The National Consumers League (NCL) reports that 38% of their complaints involved an online scam. Taking advantage of online job seekers, it is not uncommon for unscrupulous individuals to post phony job listings to con information out of you for a work-at-home scam. Scammers also use websites where you can sell items to trick people into overpayment scams and online dating sites to lure people in to giving out their financial details.

How can I tell what’s a scam?

If it sounds too good to be true, it probably is. Here are some tips to help you avoid getting faked out:


  • If someone you don’t know ever asks you to wire money, or send a check or money order, that should be your first red flag.
  • Just because it sounds like familiar company doesn’t mean it’s real; scammers use real company names for advertising to seem trustworthy.
  • Even if your bank clears the check or money order, it doesn’t mean it is legitimate; banks make funds available quickly and don’t necessarily verify the authenticity.


Click here to watch videos from the Consumer Federation of America on typical scam situations.

What happens if I get scammed?

If you fall for a scam, you not only lose out monetarily, but you could possibly lose your bank account.

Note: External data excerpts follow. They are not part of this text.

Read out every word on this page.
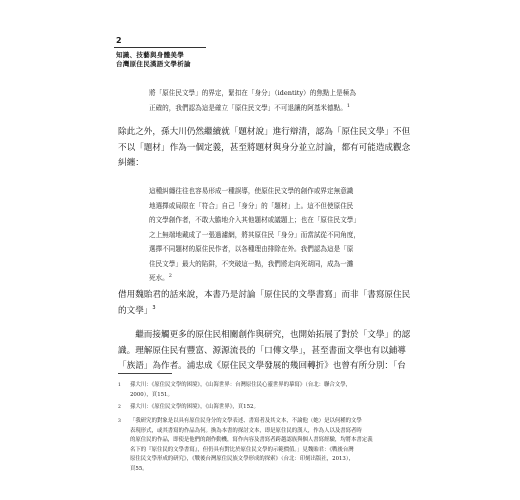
2
知識、技藝與身體美學
台灣原住民漢語文學析論
將「原住民文學」的界定，緊扣在「身分」（identity）的焦點上是極為
正確的，我們認為這是確立「原住民文學」不可退讓的阿基米德點。$^1$
除此之外，孫大川仍然繼續就「題材說」進行辯清，認為「原住民文學」不但
不以「題材」作為一個定義，甚至將題材與身分並立討論，都有可能造成觀念
糾纏：
這種糾纏往往也容易形成一種誤導，使原住民文學的創作或界定無意識
地選擇或局限在「符合」自己「身分」的「題材」上。這不但使原住民
的文學創作者，不敢大膽地介入其他題材或議題上；也在「原住民文學」
之上無端地戴成了一張過濾網，將其原住民「身分」而當試從不同角度，
選擇不同題材的原住民作者，以各種理由排除在外。我們認為這是「原
住民文學」最大的陷阱，不突破這一點，我們將走向死胡同，成為一灘
死水。$^2$
借用魏貽君的話來說，本書乃是討論「原住民的文學書寫」而非「書寫原住民
的文學」$^3$
　　繼而接觸更多的原住民相關創作與研究，也開始拓展了對於「文學」的認
識。理解原住民有豐富、源源流長的「口傳文學」，甚至書面文學也有以鋪導
「族語」為作者。浦忠成《原住民文學發展的幾回轉折》也曾有所分別：「台
1 孫大川：《原住民文學的困境》，《山海世界：台灣原住民心靈世界的摹寫》（台北：聯合文學，
2000），頁151。
2 孫大川：《原住民文學的困境》，《山海世界》，頁152。
3 「我研究的對象是以具有原住民身分的文學表述、書寫者及其文本，不論他（她）是以何種的文學
表現形式，或其書寫的作品為何。換為本書的探討文本，即是原住民的漢人，作為人以及書寫者時
的原住民的作品，即使是他們的創作動機，寫作內容及書寫者跨越認族與個人書寫經驗，均將本書定義
名下的『原住民的文學書寫』，但仍具有對比於原住民文學的示範價值。」見魏貽君：《戰後台灣
原住民文學形成的研究》，《戰後台灣原住民族文學形成的探索》（台北：印刻出版社，2013），
頁55。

Unlike credit and debit fraud, victims are held responsible for check fraud and could face serious consequences; reimbursing the bank, getting arrested for fraud, and being added to a data base of financial abusers are just the icing on the cake.

Protect yourself by using your common sense--don’t share banking or credit card information with anyone you don’t directly know. Once that money is in the crook’s hand, it’s gone; wire transfers are financial one-way streets, making them a popular option for scammers. Check out the National Consumers League website for quizzes and information on how to spot these scams or send an e-card to warn other people about them.

Be smart (and safe!) with what you divulge about yourself to others on the internet and in general. I hope this helps!